Sunday, August 17, 2008

Thankful for the Chicken

My summer home with Ada, regardless of the time I've not spent writing my dissertation, has seen at least one of my skills improve. Given that Michele normally comes home at least somewhat, if not very tired, and that she just wants to hold and feed Ada anyway, dinner has become my responsibility. So I've perfected my barbecuing skills, really learned how to cook both pork and beef roasts, and basically focused on all the little things that make a complete, nourishing, healthy, and interesting meal.

Last Friday I pulled out our Betty Crocker cookbook, a gift given to Michele by her grandmother, and flipped through the "Soups" section. But a few things about this cookbook. It looks about fifty years old, its target audience is definitely the female "homemaker" of the 1950s, and its sexism is so quaint its now funny. For example, in the opening section called "Kitchen Know How," the advice reads: "Every morning before breakfast, comb hair, apply makeup and a dash of cologne. Does wonders for your morale and your family's, too! Think pleasant thoughts while working and a chore will become a 'labor of love.'" Hey, I'm all for combing hair and the occasional dash of cologne, but not even Ada wants to see me in makeup.

But Betty's book's datedness is also its strength. Its comprehensiveness challenges the idea behind the more contemporary cookbooks, which are now almost exclusively specialized. The Betty Crocker cookbook does not promote a certain "lifestyle"; it assumes a certain unanimity among its audience, and its recipes are thoroughly mid-century American: by that I mean that any reference to foreign methods or ingredients--and there are many--are subsumed into a uniform blandness.

And yet there are so many great recipes. I decided on the Mulligatawny, a thick, curry-flavored soup that mixes some fairly incongruous ingredients: onion, carrot, apple, celery, chicken, green pepper, cloves, mace, curry and consomme. I even made the consomme myself earlier in the day. I cooked a chicken, harvested all the meat and made about 10 quarts of broth, most of which I froze and will use later.

I felt like I was enacting a cliche (which is probably true) about the relationship Native Americans had with the animals they hunted. They respected them by not wasting them. For some reason it felt better that I was getting so much out of just one chicken.
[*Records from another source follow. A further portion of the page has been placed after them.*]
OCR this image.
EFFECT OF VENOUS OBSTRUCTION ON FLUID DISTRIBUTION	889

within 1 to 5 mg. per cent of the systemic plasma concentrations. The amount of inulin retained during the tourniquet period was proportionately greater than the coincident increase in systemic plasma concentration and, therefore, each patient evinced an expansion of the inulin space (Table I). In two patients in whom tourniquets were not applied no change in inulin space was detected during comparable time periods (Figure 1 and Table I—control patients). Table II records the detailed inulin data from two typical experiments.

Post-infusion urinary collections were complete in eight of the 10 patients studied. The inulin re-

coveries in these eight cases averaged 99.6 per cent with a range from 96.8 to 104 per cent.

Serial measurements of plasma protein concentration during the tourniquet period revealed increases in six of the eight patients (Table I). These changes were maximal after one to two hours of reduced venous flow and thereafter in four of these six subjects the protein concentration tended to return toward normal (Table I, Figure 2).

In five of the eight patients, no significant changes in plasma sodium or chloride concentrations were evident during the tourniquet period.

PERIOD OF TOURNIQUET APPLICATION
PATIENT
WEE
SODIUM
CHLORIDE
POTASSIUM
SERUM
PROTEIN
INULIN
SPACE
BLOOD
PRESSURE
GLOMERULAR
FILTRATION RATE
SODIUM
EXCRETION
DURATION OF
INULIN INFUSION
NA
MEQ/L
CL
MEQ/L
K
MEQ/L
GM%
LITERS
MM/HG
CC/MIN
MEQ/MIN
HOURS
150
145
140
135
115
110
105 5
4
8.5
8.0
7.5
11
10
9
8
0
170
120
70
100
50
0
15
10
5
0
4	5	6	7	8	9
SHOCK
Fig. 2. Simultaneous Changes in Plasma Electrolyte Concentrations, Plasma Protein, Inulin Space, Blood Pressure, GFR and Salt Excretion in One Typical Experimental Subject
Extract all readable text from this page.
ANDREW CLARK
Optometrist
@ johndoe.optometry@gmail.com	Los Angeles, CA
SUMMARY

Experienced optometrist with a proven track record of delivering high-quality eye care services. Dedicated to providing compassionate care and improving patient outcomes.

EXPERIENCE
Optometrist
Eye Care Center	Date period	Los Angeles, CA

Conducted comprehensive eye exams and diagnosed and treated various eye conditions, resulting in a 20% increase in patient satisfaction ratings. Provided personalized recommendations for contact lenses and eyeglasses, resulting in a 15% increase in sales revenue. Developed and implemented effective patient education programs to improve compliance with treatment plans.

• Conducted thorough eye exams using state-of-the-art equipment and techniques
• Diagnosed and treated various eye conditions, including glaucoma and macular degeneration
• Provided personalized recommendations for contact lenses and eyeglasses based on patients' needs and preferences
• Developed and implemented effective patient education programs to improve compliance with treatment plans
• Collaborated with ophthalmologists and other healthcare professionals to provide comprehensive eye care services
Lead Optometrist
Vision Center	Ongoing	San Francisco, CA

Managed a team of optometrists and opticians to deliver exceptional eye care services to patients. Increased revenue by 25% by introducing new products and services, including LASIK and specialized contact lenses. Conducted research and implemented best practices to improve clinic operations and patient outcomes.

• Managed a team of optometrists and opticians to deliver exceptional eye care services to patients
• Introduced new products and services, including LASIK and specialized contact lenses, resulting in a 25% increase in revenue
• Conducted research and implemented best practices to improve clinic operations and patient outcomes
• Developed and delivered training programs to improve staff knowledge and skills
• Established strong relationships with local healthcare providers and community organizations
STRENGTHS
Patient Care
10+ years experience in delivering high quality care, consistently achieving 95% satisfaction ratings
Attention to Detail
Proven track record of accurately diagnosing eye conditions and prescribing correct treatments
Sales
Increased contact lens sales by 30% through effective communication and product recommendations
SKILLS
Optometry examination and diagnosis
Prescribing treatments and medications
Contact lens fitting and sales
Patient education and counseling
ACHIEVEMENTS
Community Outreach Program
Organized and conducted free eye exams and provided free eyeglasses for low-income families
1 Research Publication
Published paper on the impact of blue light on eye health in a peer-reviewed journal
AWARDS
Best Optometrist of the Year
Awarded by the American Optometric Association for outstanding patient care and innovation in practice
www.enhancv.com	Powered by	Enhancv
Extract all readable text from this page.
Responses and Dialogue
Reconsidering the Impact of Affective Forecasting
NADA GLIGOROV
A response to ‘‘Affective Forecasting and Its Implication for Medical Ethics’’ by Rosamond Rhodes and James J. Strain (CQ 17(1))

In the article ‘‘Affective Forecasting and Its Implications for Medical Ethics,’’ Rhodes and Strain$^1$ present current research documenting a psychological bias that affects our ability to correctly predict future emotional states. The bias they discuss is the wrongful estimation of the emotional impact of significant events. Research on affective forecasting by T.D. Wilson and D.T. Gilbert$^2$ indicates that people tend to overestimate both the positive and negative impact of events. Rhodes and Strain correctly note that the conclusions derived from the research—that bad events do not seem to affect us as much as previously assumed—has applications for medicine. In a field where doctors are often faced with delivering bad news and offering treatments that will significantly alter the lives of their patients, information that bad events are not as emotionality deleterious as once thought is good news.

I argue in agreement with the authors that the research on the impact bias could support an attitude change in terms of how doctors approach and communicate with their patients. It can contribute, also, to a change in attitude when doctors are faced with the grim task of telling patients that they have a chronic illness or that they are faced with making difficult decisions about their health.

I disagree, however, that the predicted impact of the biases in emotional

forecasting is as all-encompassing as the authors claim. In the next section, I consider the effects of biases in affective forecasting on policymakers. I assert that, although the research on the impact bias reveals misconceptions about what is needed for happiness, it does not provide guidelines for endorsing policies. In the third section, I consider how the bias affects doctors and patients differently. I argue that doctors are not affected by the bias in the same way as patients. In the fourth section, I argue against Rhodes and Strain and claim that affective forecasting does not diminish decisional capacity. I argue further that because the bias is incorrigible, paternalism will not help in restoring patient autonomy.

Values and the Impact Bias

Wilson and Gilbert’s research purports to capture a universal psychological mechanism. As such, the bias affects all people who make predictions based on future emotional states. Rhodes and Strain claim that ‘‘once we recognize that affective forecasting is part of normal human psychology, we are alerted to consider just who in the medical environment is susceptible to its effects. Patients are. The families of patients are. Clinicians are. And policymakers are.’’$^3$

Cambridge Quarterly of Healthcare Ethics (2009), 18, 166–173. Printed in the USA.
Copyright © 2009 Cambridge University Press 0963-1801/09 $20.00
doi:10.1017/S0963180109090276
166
Enough meat for two meals, and enough consomme for probably three different soups. I've thought about vegetarianism before, but I do not have the will to surrender the pleasure of tasty meats. It would be a serious sacrifice that I'm just not willing to make.

What does feel good is that I know that this particular chicken was not wasted. It reminded me of Marx and one of his many astute critiques of capitalism--that it separates product from the worker, and the manufacturing process from the consumer, which in turn results in the illusion that goods appear magically, out of nowhere. By emphasizing ends, and not means, this process encourages a free-floating consumerism which is disastrous for its cancelling of origins. There's always more where that came from, is the idea.

And yet it seems that we're slowly figuring out that this kind of mentality is not sustainable. At least some of us are. Animals, obviously, are not morally equivalent to humans. Otherwise, I would not eat them. But that does not mean that the human/animal relationship need be devoid of morality altogether. While some may see hypocrisy in this position, I think there's a clear difference between animals we raise for our own consumption, and wild animals we hunt merely for our pleasure. I don't understand people who hunt cougars or bears or other mammals that, if they're not on the endangered list already, will be soon. I think that livestock, when treated "humanely" (isn't there even some irony in using this word?) serve a moral purpose, and might even claim more usefulness than many humans, since at least they provide sustenance to other beings.

The chicken we ate gave his life so that three people could eat several meals. While I don't think I'll ever become a vegetarian, I was thankful for the chicken. I respected him by eating all of him, and by culling, even from his carcass, the flavors that will enliven meals to come.

3 comments:

-hh said...

sadly, your treatment was probably the best treatment that the chicken ever received. sad chicken lives.....

Bonnie Kim said...

I'm glad you fully appreciated the chicken! How did the soup turn out? I love a good soup.

Sam Schwartz said...

the soup was great. and very filling.